Blog
We’ll be the first to tell you that we’re obsessed with delivering high-quality responses at RunLLM. Spending time understanding, analyzing, and improving quality is core to how we build trust with our customers — and, if you ask our engineering team, core to what we nag everyone about. But what are we actually doing when we say we’re optimizing for high-quality responses?
The truth is that there’s no clear definition for what “high-quality” AI actually is. Typically, when we say high quality, we mean, roughly, “We got the answer that we expected to get from the LLM.” In other words, we don’t have an empirical way to measure what high-quality AI is, so we’re mostly relying on whether it meets our expectations. Without an empirical measure, we fall back to trying things out and seeing how the LLM responds. This is what we’ve heard jokingly (though increasingly seriously) called vibes-based evals.
The scientists in us cringe at how fluffy this is, but (to some extent) it’s not bad. We used to begrudgingly tolerated vibes-based evals, but they’ve started to grow on us in the last few months. Slowly, we’ve come around to thinking that vibes are a great place to start (if ultimately insufficient).
Earlier this year, we were frustrated by the idea of vibes-based evals. Most customers we worked with at RunLLM didn’t have pre-built test sets, we had to rely on just trying some questions to see what worked.
We think of this as a form of the blank page problem — you look at an empty chat window and think, “Okay, well, what do I type here?” and enter the first thing that comes to mind. The style and content of those first few responses has an outsized impact on someone’s impression of the quality of a product.
Having done done dozens of POCs with customers in the last few months, we’re starting to feel more warmly than we did before. The thing with a product like RunLLM is that your customers aren’t going to run a disciplined, scalable evaluation process to determine whether the answer they get is correct or not. They’ll ask a question, get an answer, and be satisfied if it solved their problem. If you evaluate our product in the same way, that’s probably a reasonable place to start.
Even beyond that, we’ve found that evaluating incrementally and without a pre-defined test set has its benefits.
With all that said, wouldn’t it still be better to have some metrics? They might not be comprehensive or perfect, but something’s better than nothing… right?
The short answer is yes. The issue is that there aren’t great evaluation frameworks out there. Measures like MMLU attempt to capture too many different skills in a single number. The LMSys Leaderboard has begun to help on this front this by capturing task-specific Elo scores (e.g., coding, instruction following), but this unfortunately doesn’t help us show how good an individual product is.
Even still, we think we can do better as a community. we’ve argued in the past, we strongly believe we need better LLM evaluations. We even built our own evaluation framework at RunLLM to help guide our development and our customer conversations. Our opinions on none of these things have changed.
What we have found in building our own evaluation framework is there are, of course, pitfalls to our evaluation framework too. The biggest issue is that metrics are hard to understand. Our evaluation framework for RunLLM measures correctness, coherence, conciseness, and relevance — each of these criteria has a specific rubric we use for scoring. Unfortunately, you’ll need to closely read each answer and the rubric to justify the score that you see on the screen. And because we’re using an LLM as a judge, you’ll occasionally see some outlier scores that make you question the trustworthiness of the results. Unless you’re planning on using the same test set to evaluate many products, the time you’ll spend building trust in a metrics framework is better spent building trust in the product itself.
What’s worse is that the quality of an evaluation depends significantly on its tests set, and constructing good test sets is really hard. Unlike writing software tests where inputs are typed and constrained, text can come in all sorts of strange formats — as we touched on earlier, generating this unexpected input is easy for humans to do. It’s one thing to generate a single, shared test set, but it’s significantly more difficult to do this in a programmatic way when you’re building a customized product for each customer.
Finally, we’ve also found that customers are skeptical of assistants being overfit for a particular test set.
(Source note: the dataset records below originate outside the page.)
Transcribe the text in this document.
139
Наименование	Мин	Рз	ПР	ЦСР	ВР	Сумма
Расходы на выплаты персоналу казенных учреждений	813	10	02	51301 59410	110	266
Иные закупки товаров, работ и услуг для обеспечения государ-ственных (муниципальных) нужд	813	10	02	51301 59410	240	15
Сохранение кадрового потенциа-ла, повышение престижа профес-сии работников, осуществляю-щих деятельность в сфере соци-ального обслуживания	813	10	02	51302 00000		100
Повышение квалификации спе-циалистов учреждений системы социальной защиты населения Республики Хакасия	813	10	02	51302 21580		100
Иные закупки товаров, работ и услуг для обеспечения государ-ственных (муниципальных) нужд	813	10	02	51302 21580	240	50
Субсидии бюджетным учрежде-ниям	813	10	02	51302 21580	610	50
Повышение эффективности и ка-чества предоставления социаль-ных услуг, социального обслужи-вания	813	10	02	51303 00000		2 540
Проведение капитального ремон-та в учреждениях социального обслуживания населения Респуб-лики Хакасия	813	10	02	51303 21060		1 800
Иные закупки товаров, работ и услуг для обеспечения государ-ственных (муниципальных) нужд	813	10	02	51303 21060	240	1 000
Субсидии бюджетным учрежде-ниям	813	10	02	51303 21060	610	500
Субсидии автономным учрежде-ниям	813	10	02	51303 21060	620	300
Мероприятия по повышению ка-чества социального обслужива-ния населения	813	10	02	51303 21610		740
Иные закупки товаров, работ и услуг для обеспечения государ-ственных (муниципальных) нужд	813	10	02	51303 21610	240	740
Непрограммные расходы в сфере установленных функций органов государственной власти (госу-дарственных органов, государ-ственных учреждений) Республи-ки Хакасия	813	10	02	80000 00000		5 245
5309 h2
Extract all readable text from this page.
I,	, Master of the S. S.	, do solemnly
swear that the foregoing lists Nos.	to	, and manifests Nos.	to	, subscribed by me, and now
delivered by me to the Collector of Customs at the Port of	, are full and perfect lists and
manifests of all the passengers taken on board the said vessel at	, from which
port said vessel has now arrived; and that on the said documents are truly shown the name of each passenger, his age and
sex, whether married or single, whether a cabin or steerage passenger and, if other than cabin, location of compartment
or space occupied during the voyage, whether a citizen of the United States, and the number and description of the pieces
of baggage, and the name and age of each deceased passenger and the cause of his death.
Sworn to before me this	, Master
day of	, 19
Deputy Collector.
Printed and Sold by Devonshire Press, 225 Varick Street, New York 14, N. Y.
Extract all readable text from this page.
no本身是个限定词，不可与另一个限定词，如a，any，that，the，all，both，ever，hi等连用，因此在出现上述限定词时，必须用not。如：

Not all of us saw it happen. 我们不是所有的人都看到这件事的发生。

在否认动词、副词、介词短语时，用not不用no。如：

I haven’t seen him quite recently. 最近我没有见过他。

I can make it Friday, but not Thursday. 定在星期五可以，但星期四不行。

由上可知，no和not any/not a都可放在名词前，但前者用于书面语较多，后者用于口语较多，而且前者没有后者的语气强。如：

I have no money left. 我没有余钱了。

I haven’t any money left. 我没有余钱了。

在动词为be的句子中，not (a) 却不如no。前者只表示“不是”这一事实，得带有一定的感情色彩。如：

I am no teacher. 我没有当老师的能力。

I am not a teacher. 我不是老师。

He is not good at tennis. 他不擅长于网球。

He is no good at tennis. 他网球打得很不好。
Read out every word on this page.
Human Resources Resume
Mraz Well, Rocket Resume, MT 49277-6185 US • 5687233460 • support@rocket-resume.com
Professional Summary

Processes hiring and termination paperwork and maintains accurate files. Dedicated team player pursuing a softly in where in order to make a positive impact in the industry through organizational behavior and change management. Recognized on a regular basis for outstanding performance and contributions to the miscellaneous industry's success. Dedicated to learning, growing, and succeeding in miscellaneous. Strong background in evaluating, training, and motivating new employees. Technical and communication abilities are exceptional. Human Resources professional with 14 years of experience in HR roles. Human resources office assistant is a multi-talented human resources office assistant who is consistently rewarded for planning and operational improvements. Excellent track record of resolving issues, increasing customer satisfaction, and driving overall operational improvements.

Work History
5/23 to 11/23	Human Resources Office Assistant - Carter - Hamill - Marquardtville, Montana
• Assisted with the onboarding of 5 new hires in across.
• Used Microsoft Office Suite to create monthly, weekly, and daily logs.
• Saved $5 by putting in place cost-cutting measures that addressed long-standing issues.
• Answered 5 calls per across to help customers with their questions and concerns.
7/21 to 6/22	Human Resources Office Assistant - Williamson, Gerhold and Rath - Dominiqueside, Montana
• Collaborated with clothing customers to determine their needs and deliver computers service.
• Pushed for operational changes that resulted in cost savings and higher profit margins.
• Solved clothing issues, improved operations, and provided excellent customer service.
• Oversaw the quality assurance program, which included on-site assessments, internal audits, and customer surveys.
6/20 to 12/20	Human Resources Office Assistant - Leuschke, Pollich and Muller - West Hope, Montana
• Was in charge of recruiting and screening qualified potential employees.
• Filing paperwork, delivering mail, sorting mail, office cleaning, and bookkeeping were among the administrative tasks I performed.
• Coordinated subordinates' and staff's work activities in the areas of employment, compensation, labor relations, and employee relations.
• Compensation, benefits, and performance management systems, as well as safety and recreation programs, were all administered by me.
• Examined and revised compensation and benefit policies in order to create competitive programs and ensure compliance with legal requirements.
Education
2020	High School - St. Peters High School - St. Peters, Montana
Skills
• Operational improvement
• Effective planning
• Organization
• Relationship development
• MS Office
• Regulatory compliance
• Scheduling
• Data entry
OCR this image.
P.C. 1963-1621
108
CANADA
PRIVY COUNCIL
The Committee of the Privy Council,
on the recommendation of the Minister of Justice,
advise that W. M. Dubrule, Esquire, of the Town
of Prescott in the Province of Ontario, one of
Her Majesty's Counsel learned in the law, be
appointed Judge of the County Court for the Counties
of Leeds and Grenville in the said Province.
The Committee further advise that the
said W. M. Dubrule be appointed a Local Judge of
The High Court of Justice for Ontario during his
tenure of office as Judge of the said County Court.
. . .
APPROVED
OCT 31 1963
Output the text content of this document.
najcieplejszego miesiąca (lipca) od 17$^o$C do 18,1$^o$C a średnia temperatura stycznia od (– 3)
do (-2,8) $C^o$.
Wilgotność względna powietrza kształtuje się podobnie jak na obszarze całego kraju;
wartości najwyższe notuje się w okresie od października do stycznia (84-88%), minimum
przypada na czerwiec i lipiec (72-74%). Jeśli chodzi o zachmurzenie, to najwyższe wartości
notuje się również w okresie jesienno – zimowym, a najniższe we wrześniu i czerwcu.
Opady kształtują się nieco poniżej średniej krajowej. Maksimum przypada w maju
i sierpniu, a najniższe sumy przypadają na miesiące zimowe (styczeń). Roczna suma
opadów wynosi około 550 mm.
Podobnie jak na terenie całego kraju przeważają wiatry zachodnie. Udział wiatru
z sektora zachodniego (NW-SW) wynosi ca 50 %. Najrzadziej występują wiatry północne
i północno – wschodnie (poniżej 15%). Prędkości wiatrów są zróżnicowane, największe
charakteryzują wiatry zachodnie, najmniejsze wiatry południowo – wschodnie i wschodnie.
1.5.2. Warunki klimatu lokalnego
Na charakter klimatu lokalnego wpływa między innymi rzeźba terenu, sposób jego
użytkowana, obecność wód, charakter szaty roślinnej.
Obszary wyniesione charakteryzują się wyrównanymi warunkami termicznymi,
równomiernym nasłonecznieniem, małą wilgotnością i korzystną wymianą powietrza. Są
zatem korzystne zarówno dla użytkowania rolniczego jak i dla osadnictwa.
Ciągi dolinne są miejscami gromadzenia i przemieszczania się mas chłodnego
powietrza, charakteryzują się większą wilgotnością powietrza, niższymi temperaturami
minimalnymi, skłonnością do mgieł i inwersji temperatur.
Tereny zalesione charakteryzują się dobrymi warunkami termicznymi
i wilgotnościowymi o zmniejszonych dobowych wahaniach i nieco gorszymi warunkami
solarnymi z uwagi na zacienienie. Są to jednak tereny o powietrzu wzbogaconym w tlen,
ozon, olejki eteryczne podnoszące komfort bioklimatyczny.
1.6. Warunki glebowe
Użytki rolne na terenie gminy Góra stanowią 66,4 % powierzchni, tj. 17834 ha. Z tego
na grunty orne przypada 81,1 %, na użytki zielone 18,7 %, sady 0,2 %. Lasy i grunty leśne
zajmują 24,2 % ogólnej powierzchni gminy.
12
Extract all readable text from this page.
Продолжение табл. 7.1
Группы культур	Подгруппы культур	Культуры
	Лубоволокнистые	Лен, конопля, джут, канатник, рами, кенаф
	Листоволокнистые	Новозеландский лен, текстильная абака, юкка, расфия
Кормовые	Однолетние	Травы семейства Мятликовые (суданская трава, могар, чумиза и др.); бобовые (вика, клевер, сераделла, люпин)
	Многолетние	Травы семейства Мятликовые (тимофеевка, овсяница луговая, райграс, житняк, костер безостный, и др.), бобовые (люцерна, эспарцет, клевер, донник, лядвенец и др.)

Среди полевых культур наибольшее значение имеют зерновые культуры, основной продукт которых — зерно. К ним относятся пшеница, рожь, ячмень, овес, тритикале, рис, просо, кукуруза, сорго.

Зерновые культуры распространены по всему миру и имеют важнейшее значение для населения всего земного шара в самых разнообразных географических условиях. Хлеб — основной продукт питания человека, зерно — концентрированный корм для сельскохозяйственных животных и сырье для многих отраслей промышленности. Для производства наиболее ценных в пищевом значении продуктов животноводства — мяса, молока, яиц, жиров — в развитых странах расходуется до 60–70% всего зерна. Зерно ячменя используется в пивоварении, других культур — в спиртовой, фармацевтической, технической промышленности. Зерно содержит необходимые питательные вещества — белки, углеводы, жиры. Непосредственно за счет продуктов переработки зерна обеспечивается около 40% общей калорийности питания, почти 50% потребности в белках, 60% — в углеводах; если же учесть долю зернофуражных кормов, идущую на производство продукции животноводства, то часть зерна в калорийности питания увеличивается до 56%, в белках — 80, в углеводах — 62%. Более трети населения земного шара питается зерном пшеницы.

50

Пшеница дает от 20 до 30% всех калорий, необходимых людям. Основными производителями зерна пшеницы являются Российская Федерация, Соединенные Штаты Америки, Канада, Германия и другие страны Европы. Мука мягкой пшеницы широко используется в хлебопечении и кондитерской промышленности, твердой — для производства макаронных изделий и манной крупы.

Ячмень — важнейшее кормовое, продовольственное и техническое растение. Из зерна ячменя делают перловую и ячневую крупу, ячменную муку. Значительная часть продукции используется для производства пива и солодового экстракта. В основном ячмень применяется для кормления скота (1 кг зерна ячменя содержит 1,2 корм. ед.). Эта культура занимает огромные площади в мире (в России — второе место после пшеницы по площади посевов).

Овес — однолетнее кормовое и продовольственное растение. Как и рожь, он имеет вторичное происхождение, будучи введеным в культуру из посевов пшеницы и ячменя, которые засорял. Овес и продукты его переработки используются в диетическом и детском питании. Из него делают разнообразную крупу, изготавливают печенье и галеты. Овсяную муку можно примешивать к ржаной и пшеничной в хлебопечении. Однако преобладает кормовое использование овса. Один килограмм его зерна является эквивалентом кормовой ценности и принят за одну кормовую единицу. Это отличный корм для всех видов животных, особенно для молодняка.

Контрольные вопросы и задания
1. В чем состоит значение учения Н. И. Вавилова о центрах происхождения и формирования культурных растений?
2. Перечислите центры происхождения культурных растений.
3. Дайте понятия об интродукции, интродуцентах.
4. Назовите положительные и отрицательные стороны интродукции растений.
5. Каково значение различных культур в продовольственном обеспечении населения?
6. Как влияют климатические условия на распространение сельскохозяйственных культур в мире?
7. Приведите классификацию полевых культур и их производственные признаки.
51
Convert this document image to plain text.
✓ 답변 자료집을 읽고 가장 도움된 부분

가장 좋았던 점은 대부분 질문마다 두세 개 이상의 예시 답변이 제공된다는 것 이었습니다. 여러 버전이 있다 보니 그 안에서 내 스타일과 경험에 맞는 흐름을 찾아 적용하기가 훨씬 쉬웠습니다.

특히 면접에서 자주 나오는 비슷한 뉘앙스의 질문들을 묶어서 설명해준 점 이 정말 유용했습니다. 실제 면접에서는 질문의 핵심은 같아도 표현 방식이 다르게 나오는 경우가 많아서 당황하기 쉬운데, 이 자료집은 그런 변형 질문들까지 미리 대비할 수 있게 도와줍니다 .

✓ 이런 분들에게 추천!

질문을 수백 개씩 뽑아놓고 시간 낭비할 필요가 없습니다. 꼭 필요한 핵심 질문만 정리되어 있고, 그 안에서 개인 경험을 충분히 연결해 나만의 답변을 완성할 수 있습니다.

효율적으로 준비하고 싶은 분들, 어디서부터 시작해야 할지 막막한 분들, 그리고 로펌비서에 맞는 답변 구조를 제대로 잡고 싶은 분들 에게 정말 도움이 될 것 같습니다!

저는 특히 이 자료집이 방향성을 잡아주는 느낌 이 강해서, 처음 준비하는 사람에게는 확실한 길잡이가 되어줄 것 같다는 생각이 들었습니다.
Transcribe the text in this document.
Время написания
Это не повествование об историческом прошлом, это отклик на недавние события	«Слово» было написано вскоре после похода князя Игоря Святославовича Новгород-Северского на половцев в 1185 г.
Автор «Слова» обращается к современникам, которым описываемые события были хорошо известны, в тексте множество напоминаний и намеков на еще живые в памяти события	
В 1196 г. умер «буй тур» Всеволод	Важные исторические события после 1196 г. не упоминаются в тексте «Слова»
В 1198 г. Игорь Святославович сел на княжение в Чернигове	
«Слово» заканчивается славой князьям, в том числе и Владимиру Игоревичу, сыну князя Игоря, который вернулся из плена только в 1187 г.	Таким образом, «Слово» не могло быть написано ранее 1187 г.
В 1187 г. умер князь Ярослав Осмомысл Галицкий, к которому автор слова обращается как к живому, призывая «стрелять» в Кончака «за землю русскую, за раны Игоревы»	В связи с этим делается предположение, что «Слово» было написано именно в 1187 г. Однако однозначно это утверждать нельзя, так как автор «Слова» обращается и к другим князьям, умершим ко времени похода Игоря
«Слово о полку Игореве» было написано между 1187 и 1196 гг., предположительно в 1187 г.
This is a valid concern, and while we explain how we keep our testing framework separate from assistant improvements, there’s little that builds trust like using a tool yourself.
Things aren’t always great with vibes-based evals. We’ve found a few consistent trends in where vibes can go off the rails:
These three areas are where evals can make the biggest difference: bringing a consistent, holistic view to the quality of the assistant.
A few months back, we viewed vibes-based evals as a stepping stone towards building more empirical test sets. In the absence of that type of test set, we decided we had to make do with vibes-based evals. This is where we’ve changed our minds the most dramatically.
We still believe that we need better LLM benchmarks — both general-purpose and task-specific ones. We still believe that disciplined evaluation processes are super valuable and should be included in how customers are choosing to buy LLM-based products. What we’ve now realized is that you also need to have hands-on-keyboard time with a product to convince yourself that it’s going to do what it’s supposed to do — especially when real-world data is noisy and tricky.
Vibes-based evals are a critical tool for good evaluation, and we shouldn’t deride them as low-quality or undisciplined, as we once did. We should embrace the vibes and to make sure that AI products are delivering good experiences both qualitatively and quantitively.